In education, some researchers, propose to bring together all school management activities within the concept of leadership. In his view, management would be too associated with the status quo while leadership would be associated with change, which he considered more noble. For others, such, everything would be a component of leadership, including the context and school environment. In some respects, to borrow a notion developed by Callon and Latour (1991), leadership would be based on a component of “actants” some of which may even be “objects.” The concept of leadership is very rich and deserves to be rediscovered, even though it is already a century old. In many respects, the concept was developed to better differentiate between the respective and complementary contributions of management and management practices. It has its historical framework and covers different realities that overlap or telescope. Thus, three major phases of the development of the concept in education can be conceived, which often remain present in hybrid forms: 1) leadership as a personal attribute; 2) Leadership as a shared process; 3) leadership as part of a new governance of an education system. Leadership as a personal attributeThe studies on the art of leadership are numerous, diverse and the notion of leadership is part of this movement. Etymologically, leadership is composed of the words “leader” and “ship,”

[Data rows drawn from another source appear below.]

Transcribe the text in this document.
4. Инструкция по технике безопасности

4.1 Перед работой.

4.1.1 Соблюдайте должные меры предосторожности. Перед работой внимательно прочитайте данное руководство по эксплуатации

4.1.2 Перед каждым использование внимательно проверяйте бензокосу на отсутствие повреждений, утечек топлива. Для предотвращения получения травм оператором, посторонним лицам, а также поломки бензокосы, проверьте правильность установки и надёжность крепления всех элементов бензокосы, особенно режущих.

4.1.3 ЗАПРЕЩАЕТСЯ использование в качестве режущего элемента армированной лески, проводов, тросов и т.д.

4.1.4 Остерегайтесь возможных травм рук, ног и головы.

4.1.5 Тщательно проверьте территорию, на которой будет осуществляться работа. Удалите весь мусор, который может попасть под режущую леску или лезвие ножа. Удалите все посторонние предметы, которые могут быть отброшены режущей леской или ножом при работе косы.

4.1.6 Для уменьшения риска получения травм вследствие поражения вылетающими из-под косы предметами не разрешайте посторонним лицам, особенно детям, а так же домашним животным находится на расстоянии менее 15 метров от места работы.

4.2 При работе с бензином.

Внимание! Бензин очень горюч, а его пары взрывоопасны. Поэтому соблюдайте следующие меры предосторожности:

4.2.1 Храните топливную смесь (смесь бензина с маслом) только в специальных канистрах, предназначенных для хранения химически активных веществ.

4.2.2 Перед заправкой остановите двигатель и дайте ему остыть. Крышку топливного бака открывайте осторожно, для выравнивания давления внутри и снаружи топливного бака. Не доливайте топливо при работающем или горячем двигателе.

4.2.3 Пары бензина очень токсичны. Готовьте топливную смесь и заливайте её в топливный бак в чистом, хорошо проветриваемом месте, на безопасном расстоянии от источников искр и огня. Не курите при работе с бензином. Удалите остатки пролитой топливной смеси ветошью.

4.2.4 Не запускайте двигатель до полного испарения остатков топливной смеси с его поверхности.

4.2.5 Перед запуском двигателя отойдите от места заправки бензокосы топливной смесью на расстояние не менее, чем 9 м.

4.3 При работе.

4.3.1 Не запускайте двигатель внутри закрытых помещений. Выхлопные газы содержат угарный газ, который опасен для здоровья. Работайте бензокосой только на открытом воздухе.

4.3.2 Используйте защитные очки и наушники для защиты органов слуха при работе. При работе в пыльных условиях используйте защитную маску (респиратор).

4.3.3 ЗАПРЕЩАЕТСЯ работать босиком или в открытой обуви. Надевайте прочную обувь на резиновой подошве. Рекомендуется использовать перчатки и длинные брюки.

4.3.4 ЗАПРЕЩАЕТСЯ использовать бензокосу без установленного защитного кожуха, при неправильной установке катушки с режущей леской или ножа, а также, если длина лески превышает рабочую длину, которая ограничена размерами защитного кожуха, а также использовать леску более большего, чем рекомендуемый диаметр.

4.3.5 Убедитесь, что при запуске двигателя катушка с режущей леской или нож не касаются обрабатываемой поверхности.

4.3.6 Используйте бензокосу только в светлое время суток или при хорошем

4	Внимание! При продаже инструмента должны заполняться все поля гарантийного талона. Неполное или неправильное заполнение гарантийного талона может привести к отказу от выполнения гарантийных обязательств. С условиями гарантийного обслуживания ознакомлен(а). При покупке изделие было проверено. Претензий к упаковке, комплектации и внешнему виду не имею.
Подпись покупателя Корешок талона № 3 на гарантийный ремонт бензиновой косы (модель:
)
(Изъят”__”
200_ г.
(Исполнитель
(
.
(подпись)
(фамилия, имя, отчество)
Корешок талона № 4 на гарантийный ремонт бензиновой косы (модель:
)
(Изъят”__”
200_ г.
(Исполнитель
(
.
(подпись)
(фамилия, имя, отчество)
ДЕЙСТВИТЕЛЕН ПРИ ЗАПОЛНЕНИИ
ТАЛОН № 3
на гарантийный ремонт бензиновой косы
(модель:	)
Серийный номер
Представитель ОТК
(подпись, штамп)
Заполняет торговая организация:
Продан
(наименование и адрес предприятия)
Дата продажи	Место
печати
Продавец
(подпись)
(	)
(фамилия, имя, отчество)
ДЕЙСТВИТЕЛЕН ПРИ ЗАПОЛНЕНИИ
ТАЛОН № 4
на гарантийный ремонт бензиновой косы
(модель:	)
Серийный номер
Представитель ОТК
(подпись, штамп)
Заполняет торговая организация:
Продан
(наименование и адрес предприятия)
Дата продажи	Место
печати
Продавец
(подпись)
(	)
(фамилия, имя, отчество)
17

Educational leadership and governance of education systems: a plural look, Volume XLVI, No1, spring 20182, deredion of English to lead that means driving and, ahead of the English term of a Germanic verb derived from a name for the path, the convoy. The ship-associated suffix to the word leader is related to the old Germanic root “skap-create, shape” found in English to shape “form, shape”. From its origins, leadership expresses both the art of conduct and the art of the creation of forms. As a result, directing is also an artistic activity. Many research studies have addressed and continue to address the personal and artistic dimension of leadership, including research that has focused on the initial and ongoing training of leaders, the leadership skills of change, the conduct of innovations, the “art of directing” in complex situations, etc. Historically, the various theories of leadership have mostly approached it from the perspective of a personal attribute.